Here at The Bridge, we’ve been fortunate to have two journalism-school interns join our team for the summer. Graison Dangor and Anurag Papolu, students at the CUNY Graduate School of Journalism, have been all over the borough in the last few weeks on their assignments to report stories, take photos, and shoot video.
Since both are relative newcomers to Brooklyn, their internship has been a crash course in Kings County geography, from Greenpoint to Coney Island. Before coming to The Bridge, Dangor, a native of Farmington, Minn., with a degree in English from the University of Minnesota, had never before worked full-time on an editorial staff. “I’ve been published as a freelancer for the Star Tribune, the main newspaper in Minnesota, and in Al Jazeera. But all my experience has been working by myself on my laptop. It’s much nicer to be able to talk in person to the team about whatever we’re doing,” says Dangor.

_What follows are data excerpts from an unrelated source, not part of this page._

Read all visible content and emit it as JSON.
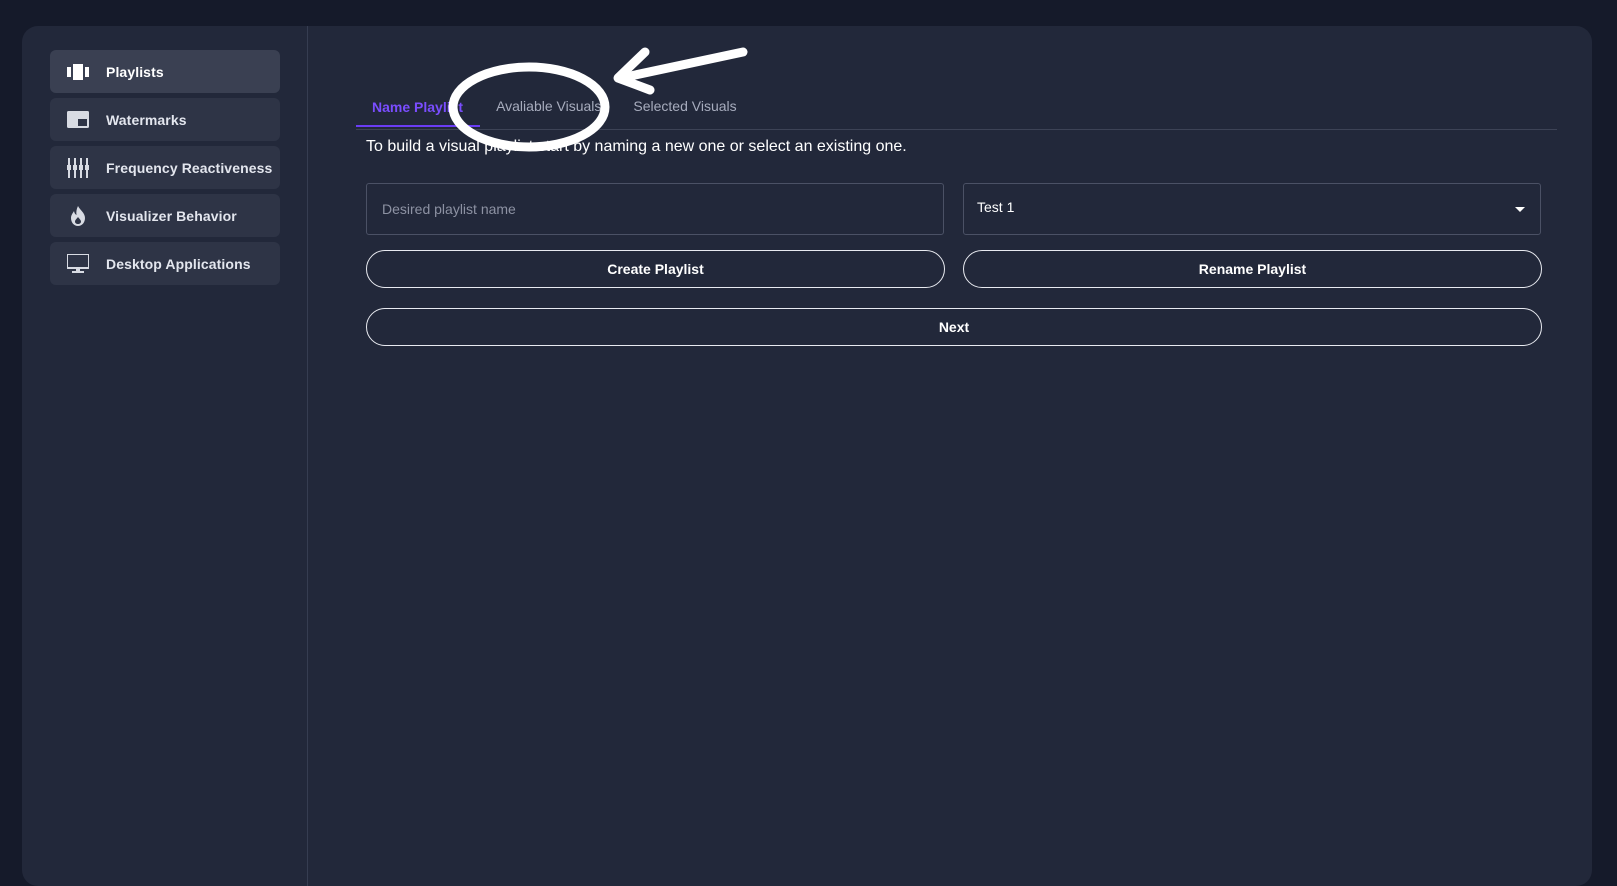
{
  "sidebar": {
    "items": [
      {
        "label": "Playlists",
        "icon": "playlists-icon",
        "active": true
      },
      {
        "label": "Watermarks",
        "icon": "watermark-icon",
        "active": false
      },
      {
        "label": "Frequency Reactiveness",
        "icon": "equalizer-icon",
        "active": false
      },
      {
        "label": "Visualizer Behavior",
        "icon": "flame-icon",
        "active": false
      },
      {
        "label": "Desktop Applications",
        "icon": "monitor-icon",
        "active": false
      }
    ]
  },
  "main": {
    "tabs": [
      {
        "label": "Name Playlist",
        "active": true
      },
      {
        "label": "Avaliable Visuals",
        "active": false
      },
      {
        "label": "Selected Visuals",
        "active": false
      }
    ],
    "intro": "To build a visual playlist start by naming a new one or select an existing one.",
    "name_input": {
      "value": "",
      "placeholder": "Desired playlist name"
    },
    "playlist_select": {
      "selected": "Test 1"
    },
    "buttons": {
      "create": "Create Playlist",
      "rename": "Rename Playlist",
      "next": "Next"
    }
  },
  "colors": {
    "background": "#151a2a",
    "panel": "#22283a",
    "nav_item": "#2e3446",
    "accent": "#7a4dff"
  }
}
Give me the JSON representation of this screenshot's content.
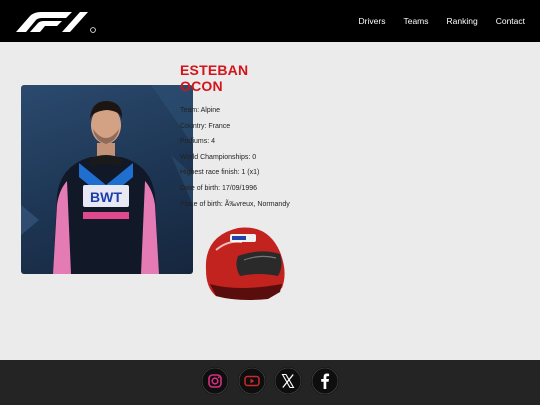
{
  "nav": {
    "logo_name": "f1-logo",
    "links": [
      "Drivers",
      "Teams",
      "Ranking",
      "Contact"
    ]
  },
  "driver": {
    "first_name": "ESTEBAN",
    "last_name": "OCON",
    "stats": [
      "Team: Alpine",
      "Country: France",
      "Podiums: 4",
      "World Championships: 0",
      "Highest race finish: 1 (x1)",
      "Date of birth: 17/09/1996",
      "Place of birth: Ã‰vreux, Normandy"
    ]
  },
  "footer": {
    "icons": [
      "instagram-icon",
      "youtube-icon",
      "x-icon",
      "facebook-icon"
    ]
  },
  "colors": {
    "header": "#000000",
    "accent": "#d1151b",
    "footer": "#242424",
    "background": "#ebebeb"
  }
}
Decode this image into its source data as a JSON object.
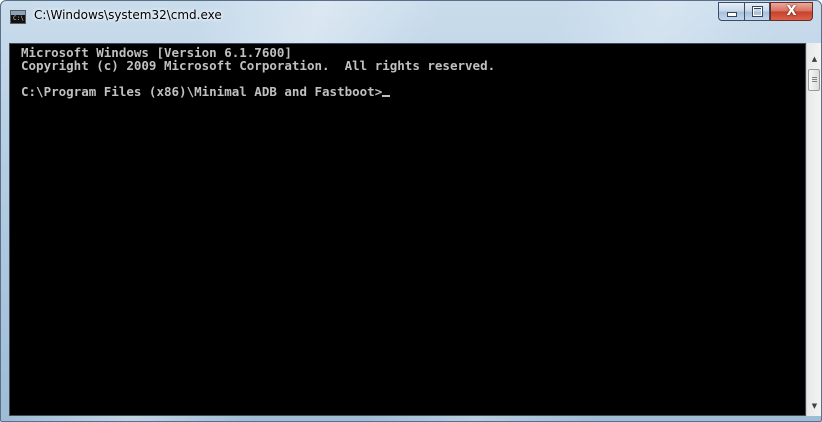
{
  "window": {
    "title": "C:\\Windows\\system32\\cmd.exe",
    "icon": "cmd-icon",
    "icon_text": "C:\\",
    "controls": {
      "minimize_icon": "minimize-icon",
      "maximize_icon": "maximize-icon",
      "close_icon": "close-icon",
      "close_glyph": "X"
    }
  },
  "console": {
    "lines": [
      "Microsoft Windows [Version 6.1.7600]",
      "Copyright (c) 2009 Microsoft Corporation.  All rights reserved.",
      "",
      "C:\\Program Files (x86)\\Minimal ADB and Fastboot>"
    ],
    "text_color": "#c0c0c0",
    "background_color": "#000000"
  },
  "scrollbar": {
    "up_arrow": "▲",
    "down_arrow": "▼"
  }
}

Both have moved swiftly up the learning curve of local-news coverage. “Every video I find, shoot and edit helps,” says Papolu. “I feel like I’ve gotten to know the city a lot better and produce work a lot faster than we’re required to in school. I see how school is not the same as work. I think that’s very useful experience to have,” said Papolu, who grew up in Hyderabad, India, and received a BA from the Rochester Institute of Technology, where he studied design and photography.
While The Bridge covers Brooklyn business in general, the interns have found that individual stories call for quick study on specialized industries. “I’ve definitely gotten better at jumping into topics I know nothing about,” says Dangor. “I covered an event where tech companies for real-estate finance pitched their startups to potential customers and investors. I had to learn on the fly, both about the details of each company and the context of the real-estate industry that made the startups potentially valuable. It was fun and really good practice developing that muscle,” he said.
Dangor has reported on stories as diverse as the expansion of the Brooklyn Army Terminal, a souvenir shop in Gowanus, and the inequalities in Brooklyn’s economic boom. Papolu has written about how to start a business as well as stories and videos about a fencing academy and the World Cup’s business boost for the borough’s bars and restaurants.
The interns said they felt the significance of immersing themselves in local-news journalism, which faces an economic crisis but remains vital to communities. “Being able to say that I work for a local-news site and having people open up to us is a great feeling,” says Papolu. “They know the story will be read by others in the area. In the profession, we all know that local news is important to the media landscape and communities as a whole, and it’s great to be able to contribute to that.”
Despite this week’s mass layoffs at New York’s Daily News, the interns held out hope for the future of journalism–and their roles in it. “I’m not worried about Uber-style disruption, and I think news outlets will eventually figure out how to make money again,” says Dangor. More worrisome is the pattern unfolding at the Daily News, he said. “The paper is being raided by its new owners. They’re going to cut their way to profits, then take those for themselves instead of reinvesting it. They don’t care about journalism. It’s just another industry with distressed companies to strip all value from.”
Papolu believes the major changes now may bring promising innovations. “I’m not sure what the future business models of news will be, but journalists should try different alternatives and see what works,” he says. That applies to journalistic methods as well, he says. “There’s a failure of communication here. I don’t see enough experiments with news on a local level. I wish I saw more of those.”
“The most rewarding thing I’ve done so far,” says Dangor of his internship, “is the latest story we’ve all been working on. Reporting on the local economic impact of new immigration policies has been rewarding for all sorts of reasons. It’s hard to imagine something more important than listening to people whose families and livelihoods are being threatened. To have people share their stories with me, and to help tie them together into a story that will help people understand the impact, is something I’m grateful to be able to do here.”
The biggest lesson he has learned so far? “The lesson is that nearly always, regardless of the story, the answer is more reporting.”